India has drawn a clear line in the sand on the BRICS stage, distancing itself from calls to replace the US dollar in global trade. While some member nations have floated the idea of a joint BRICS currency, New Delhi has firmly stated that de-dollarisation is not part of its financial agenda. Instead, India is sharpening focus on a strategy closer to home, expanding trade in local currencies with partner nations and pushing the rupee onto the world stage.
India’s Stand on De-Dollarisation
The government has reaffirmed that India is not working towards reducing dependence on the dollar in a confrontational sense. Rather than championing an alternative bloc currency, India is promoting practical measures to encourage the use of local currencies in cross-border trade. This approach, officials argue, provides flexibility and respects the economic systems of individual countries, unlike the complexities of a common BRICS currency.
Bilateral Deals over Bloc Currency
While Brazil has publicly suggested the idea of a single BRICS trade currency, India has taken a different route. New Delhi has already signed agreements with countries such as the United Arab Emirates and the Maldives to enable trade settlements directly in rupees. The Reserve Bank of India is also steadily creating a framework for the rupee’s internationalisation, opening new avenues for its use in global markets.

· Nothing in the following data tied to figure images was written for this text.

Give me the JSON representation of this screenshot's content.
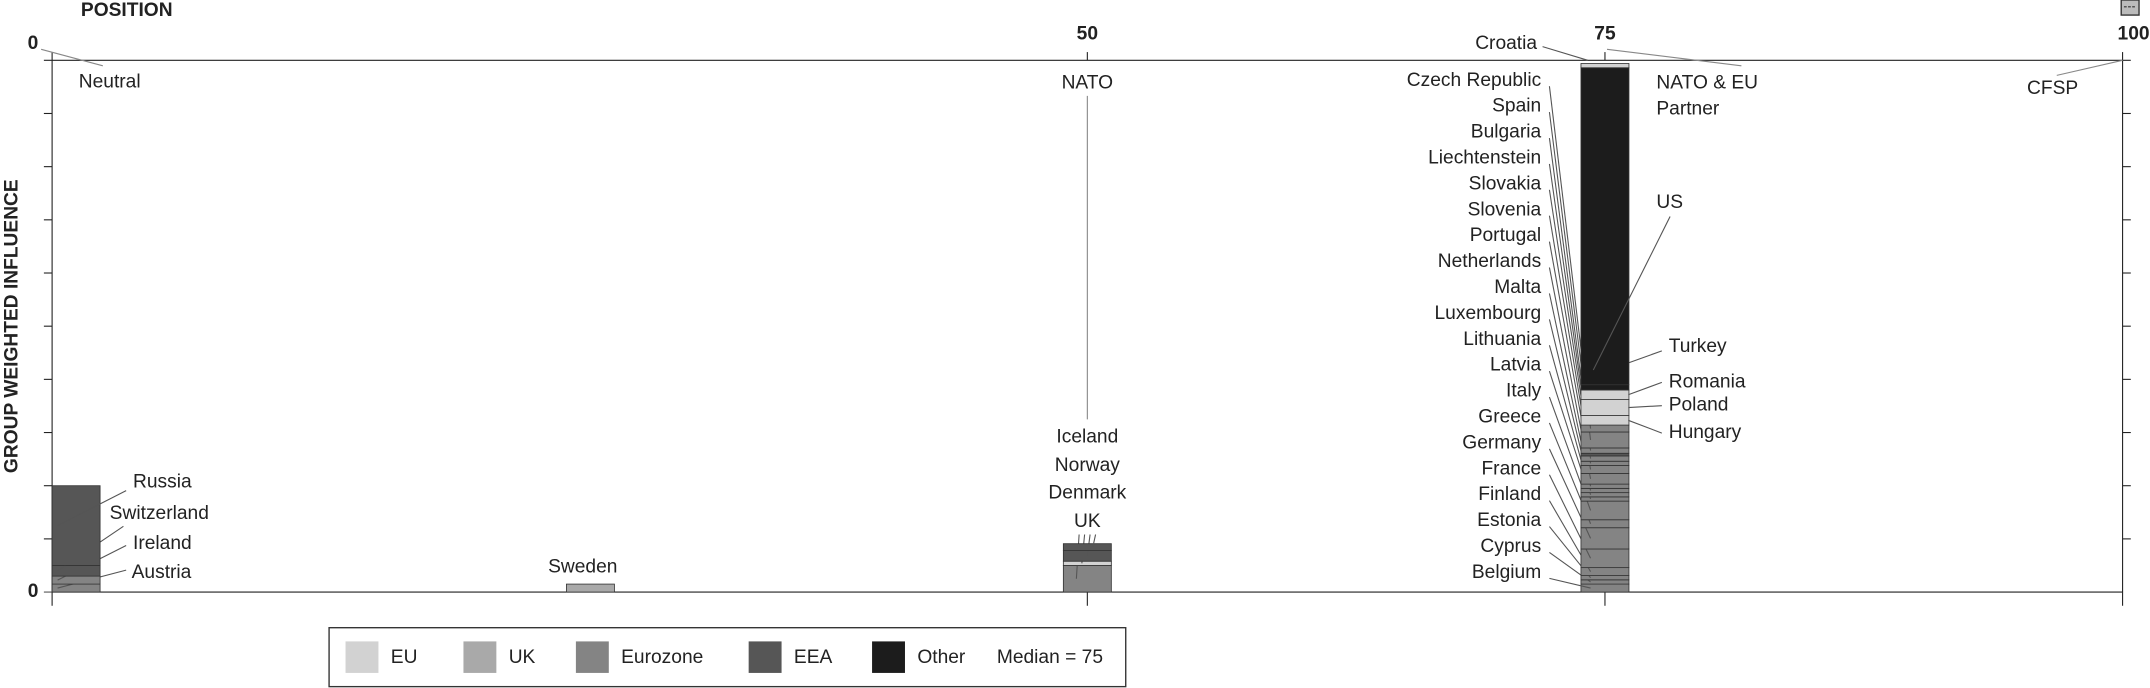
{
  "chart_data": {
    "type": "stacked-bar",
    "x_label": "POSITION",
    "y_label": "GROUP WEIGHTED INFLUENCE",
    "xlim": [
      0,
      100
    ],
    "xticks": [
      0,
      50,
      75,
      100
    ],
    "ylim": [
      0,
      10
    ],
    "yticks": [
      0
    ],
    "ytick_marks": [
      1,
      2,
      3,
      4,
      5,
      6,
      7,
      8,
      9,
      10
    ],
    "groups": [
      {
        "name": "EU",
        "color": "#d2d2d2"
      },
      {
        "name": "UK",
        "color": "#a9a9a9"
      },
      {
        "name": "Eurozone",
        "color": "#848484"
      },
      {
        "name": "EEA",
        "color": "#565656"
      },
      {
        "name": "Other",
        "color": "#1c1c1c"
      }
    ],
    "median_label": "Median = 75",
    "annotations": [
      {
        "text": [
          "Neutral"
        ],
        "x": 0
      },
      {
        "text": [
          "NATO"
        ],
        "x": 50
      },
      {
        "text": [
          "NATO & EU",
          "Partner"
        ],
        "x": 75
      },
      {
        "text": [
          "CFSP"
        ],
        "x": 100
      }
    ],
    "bars": [
      {
        "x": 0,
        "segments": [
          {
            "name": "Austria",
            "group": "Eurozone",
            "value": 0.15
          },
          {
            "name": "Ireland",
            "group": "Eurozone",
            "value": 0.15
          },
          {
            "name": "Switzerland",
            "group": "EEA",
            "value": 0.2
          },
          {
            "name": "Russia",
            "group": "EEA",
            "value": 1.5
          }
        ]
      },
      {
        "x": 26,
        "segments": [
          {
            "name": "Sweden",
            "group": "UK",
            "value": 0.15
          }
        ]
      },
      {
        "x": 50,
        "segments": [
          {
            "name": "UK",
            "group": "Eurozone",
            "value": 0.5
          },
          {
            "name": "Denmark",
            "group": "EU",
            "value": 0.08
          },
          {
            "name": "Norway",
            "group": "EEA",
            "value": 0.2
          },
          {
            "name": "Iceland",
            "group": "EEA",
            "value": 0.13
          }
        ]
      },
      {
        "x": 75,
        "segments": [
          {
            "name": "Belgium",
            "group": "Eurozone",
            "value": 0.15
          },
          {
            "name": "Cyprus",
            "group": "Eurozone",
            "value": 0.08
          },
          {
            "name": "Estonia",
            "group": "Eurozone",
            "value": 0.08
          },
          {
            "name": "Finland",
            "group": "Eurozone",
            "value": 0.15
          },
          {
            "name": "France",
            "group": "Eurozone",
            "value": 0.35
          },
          {
            "name": "Germany",
            "group": "Eurozone",
            "value": 0.4
          },
          {
            "name": "Greece",
            "group": "Eurozone",
            "value": 0.15
          },
          {
            "name": "Italy",
            "group": "Eurozone",
            "value": 0.35
          },
          {
            "name": "Latvia",
            "group": "Eurozone",
            "value": 0.08
          },
          {
            "name": "Lithuania",
            "group": "Eurozone",
            "value": 0.08
          },
          {
            "name": "Luxembourg",
            "group": "Eurozone",
            "value": 0.08
          },
          {
            "name": "Malta",
            "group": "Eurozone",
            "value": 0.08
          },
          {
            "name": "Netherlands",
            "group": "Eurozone",
            "value": 0.2
          },
          {
            "name": "Portugal",
            "group": "Eurozone",
            "value": 0.15
          },
          {
            "name": "Slovenia",
            "group": "Eurozone",
            "value": 0.08
          },
          {
            "name": "Slovakia",
            "group": "Eurozone",
            "value": 0.1
          },
          {
            "name": "Liechtenstein",
            "group": "EEA",
            "value": 0.05
          },
          {
            "name": "Bulgaria",
            "group": "Eurozone",
            "value": 0.1
          },
          {
            "name": "Spain",
            "group": "Eurozone",
            "value": 0.3
          },
          {
            "name": "Czech Republic",
            "group": "Eurozone",
            "value": 0.13
          },
          {
            "name": "Hungary",
            "group": "EU",
            "value": 0.18
          },
          {
            "name": "Poland",
            "group": "EU",
            "value": 0.3
          },
          {
            "name": "Romania",
            "group": "EU",
            "value": 0.18
          },
          {
            "name": "Turkey",
            "group": "Other",
            "value": 0.1
          },
          {
            "name": "US",
            "group": "Other",
            "value": 5.96
          },
          {
            "name": "Croatia",
            "group": "EU",
            "value": 0.08
          }
        ]
      }
    ]
  }
}
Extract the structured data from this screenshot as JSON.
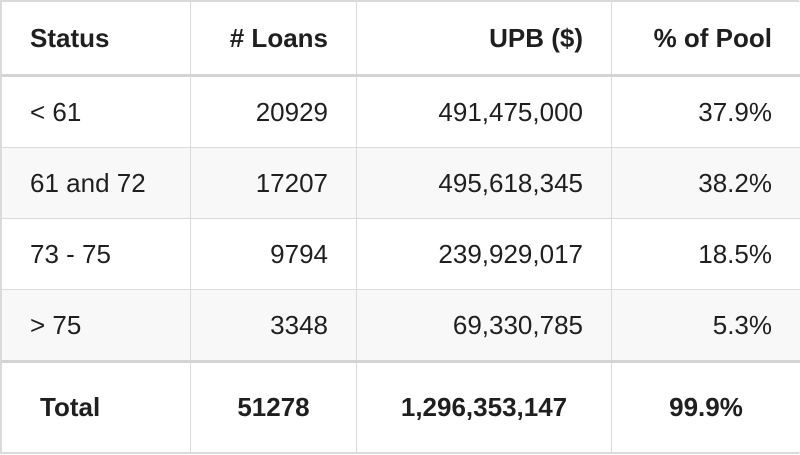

RBI Circular on Rupee Trade
In a significant move, the RBI recently allowed 100 percent settlement of international trade in rupees through Vostro accounts. Earlier, such accounts required prior approval, but the new policy simplifies the process and makes it easier for trading partners to accept rupee payments. This step signals India’s ambition to offer the rupee as a reliable settlement currency in a multipolar trading system.
Strategy of Flexibility
India’s push is not about dismantling the dollar’s dominance but about diversifying options for global trade. By encouraging local currency settlements, New Delhi is helping reduce reliance on third-party currencies like the dollar or the euro in regional trade. The idea is to give businesses and partner countries more flexibility while also expanding the rupee’s global presence.
Why It Matters
The debate over de-dollarisation is gaining attention as geopolitical shifts and sanctions expose vulnerabilities in dollar-denominated trade. Yet India’s approach stands out as cautious and pragmatic. Rather than rushing into experiments like a BRICS currency, India is quietly laying the groundwork for the rupee to gain international credibility.
Looking Ahead
For India, the road forward is clear. De-dollarisation may be an appealing slogan for some nations, but India is more interested in building trust around its own currency. By gradually expanding rupee-denominated trade, the country is working towards a larger ambition: making the rupee a reference point in international commerce without disrupting the existing global order.